今井町公民館 ー「ミチコオノ日記」読者集会所ー

旧称:「ミチコオノ日記」読者日記もしくは私的ファンサイト

第18話 第一印象と感想

michiko-ono-diary.hatenablog.com
「ミチコオノ日記」の18話が公開された。昨年末に作者の人が病気療養に入られて以降、私自身は「華氏65度の冬」のヘッダー画像を描いて頂いた時を最後に、全く連絡を取り合っていない。その後、ジェーンさんの猫の名づけ親になっていたり、サラさんのブログのヘッダー画像を描いていたりといった情報が伝わってくる中で、「しっかり生きている」というメッセージだけは受け取っていたものの、正直、心配していた。「ミチコオノ日記」の本編がこんなにも「早く」再開されたことに、実は少々驚いているのだが、これをもって作者の人がそれだけ「回復」しているのだと判断していい気には、まだなれない。文字通り命を削りながら描いているのではないかと、気が気でならない。しかし同時に今の作者の人にとってはそれこそ「描くことが生きること」になっているのだろうとも想像できるわけで、私には本当に何とも言いようがない。新作が出た時には毎回書いてきた「第一印象と感想」を今まで通りの形でここに綴っておくことが、取りも直さず私の果たすべき唯一の役目だと思う。

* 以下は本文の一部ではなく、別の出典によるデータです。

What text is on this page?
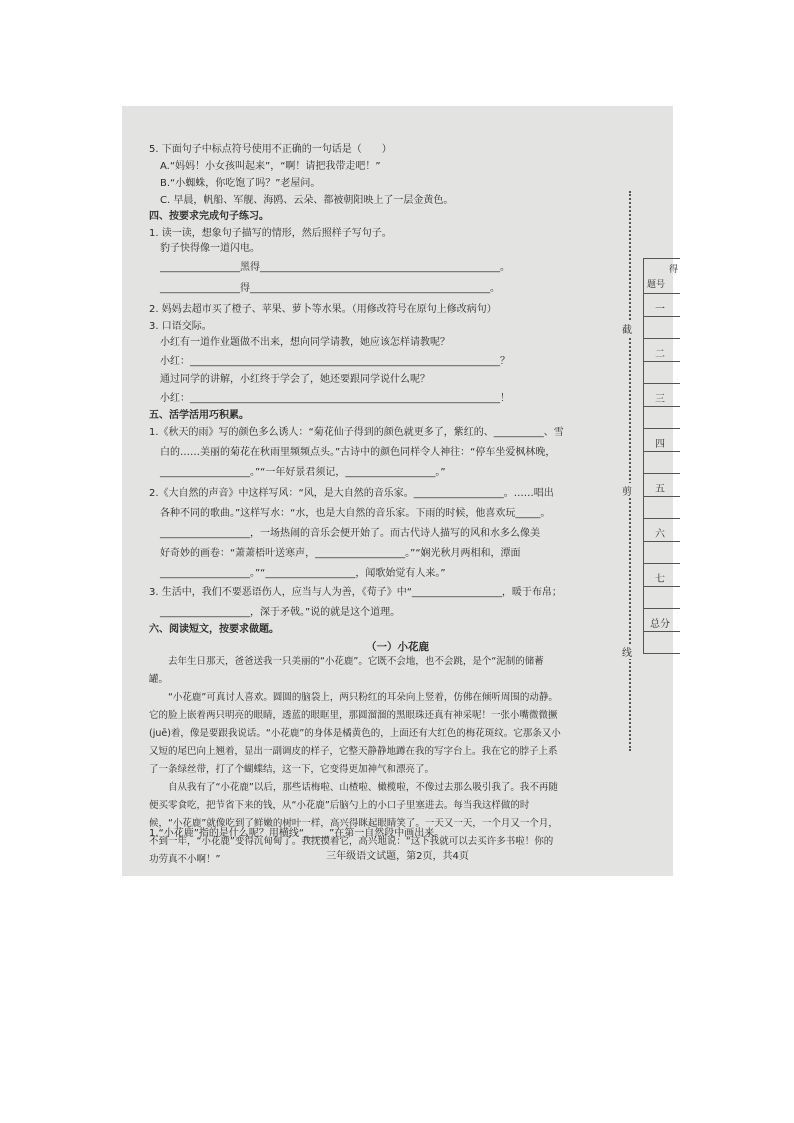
5. 下面句子中标点符号使用不正确的一句话是（　　）
A.“妈妈！小女孩叫起来”，“啊！请把我带走吧！”
B.“小蜘蛛，你吃饱了吗？”老屋问。
C. 早晨，帆船、军舰、海鸥、云朵、都被朝阳映上了一层金黄色。
四、按要求完成句子练习。
1. 读一读，想象句子描写的情形，然后照样子写句子。
豹子快得像一道闪电。
________________黑得________________________________________________。
________________得________________________________________________。
2. 妈妈去超市买了橙子、苹果、萝卜等水果。（用修改符号在原句上修改病句）
3. 口语交际。
小红有一道作业题做不出来，想向同学请教，她应该怎样请教呢？
小红：______________________________________________________________？
通过同学的讲解，小红终于学会了，她还要跟同学说什么呢？
小红：______________________________________________________________！
五、活学活用巧积累。
1.《秋天的雨》写的颜色多么诱人：“菊花仙子得到的颜色就更多了，紫红的、__________、雪
白的……美丽的菊花在秋雨里频频点头。”古诗中的颜色同样令人神往：“停车坐爱枫林晚，
__________________。”“一年好景君须记，__________________。”
2.《大自然的声音》中这样写风：“风，是大自然的音乐家。__________________。……唱出
各种不同的歌曲。”这样写水：“水，也是大自然的音乐家。下雨的时候，他喜欢玩_____。
__________________，一场热闹的音乐会便开始了。而古代诗人描写的风和水多么像美
好奇妙的画卷：“萧萧梧叶送寒声，__________________。”“娴光秋月两相和，潭面
__________________。”“__________________，闻歌始觉有人来。”
3. 生活中，我们不要恶语伤人，应当与人为善，《荀子》中“__________________，暖于布帛；
__________________，深于矛戟。”说的就是这个道理。
六、阅读短文，按要求做题。
（一）小花鹿

去年生日那天，爸爸送我一只美丽的“小花鹿”。它既不会地，也不会跳，是个“泥制的储蓄罐。

“小花鹿”可真讨人喜欢。圆圆的脑袋上，两只粉红的耳朵向上竖着，仿佛在倾听周围的动静。它的脸上嵌着两只明亮的眼睛，透蓝的眼眶里，那圆溜溜的黑眼珠还真有神采呢！一张小嘴微微撅(juē)着，像是要跟我说话。“小花鹿”的身体是橘黄色的，上面还有大红色的梅花斑纹。它那条又小又短的尾巴向上翘着，显出一副调皮的样子，它整天静静地蹲在我的写字台上。我在它的脖子上系了一条绿丝带，打了个蝴蝶结，这一下，它变得更加神气和漂亮了。

自从我有了“小花鹿”以后，那些话梅啦、山楂啦、橄榄啦，不像过去那么吸引我了。我不再随便买零食吃，把节省下来的钱，从“小花鹿”后脑勺上的小口子里塞进去。每当我这样做的时候，“小花鹿”就像吃到了鲜嫩的树叶一样，高兴得眯起眼睛笑了。一天又一天，一个月又一个月，不到一年，“小花鹿”变得沉甸甸了。我抚摸着它，高兴地说：“这下我就可以去买许多书啦！你的功劳真不小啊！”

1.“小花鹿”指的是什么呢？用横线“_____”在第一自然段中画出来。
三年级语文试题，第2页，共4页
截
剪
线
得
题号
一
二
三
四
五
六
七
总分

現在、「ミチコオノ日記」からはコメント欄が撤去されており、ブックマークコメントも非表示になっていて、あのブログを完全に「作品だけの世界」にしておこうという、作者の人の意思がうかがえる。カオリンさんのコメントで「17話が消えているのですが、きっと何かお考えがあってのことなのでしょうね」とあり、ビックリして見に行ったのだったが、消えていたのは末尾に書かれていた「ナギさんへ:これが本当の私です」みたいな読者に宛てたコメント部分のみであり、「文字のない日記」としての作品部分は完全に残っていた。13話あたりからのあの人の作品世界は、いろいろな読者とのものすごく密度の濃いコミュニケーションを通じて作り上げられてきた感があるが、このあたりでそれを一旦「リセット」しようという作者の人の姿勢が示されているのだと思う。そこに込められた意図までは私には分からない。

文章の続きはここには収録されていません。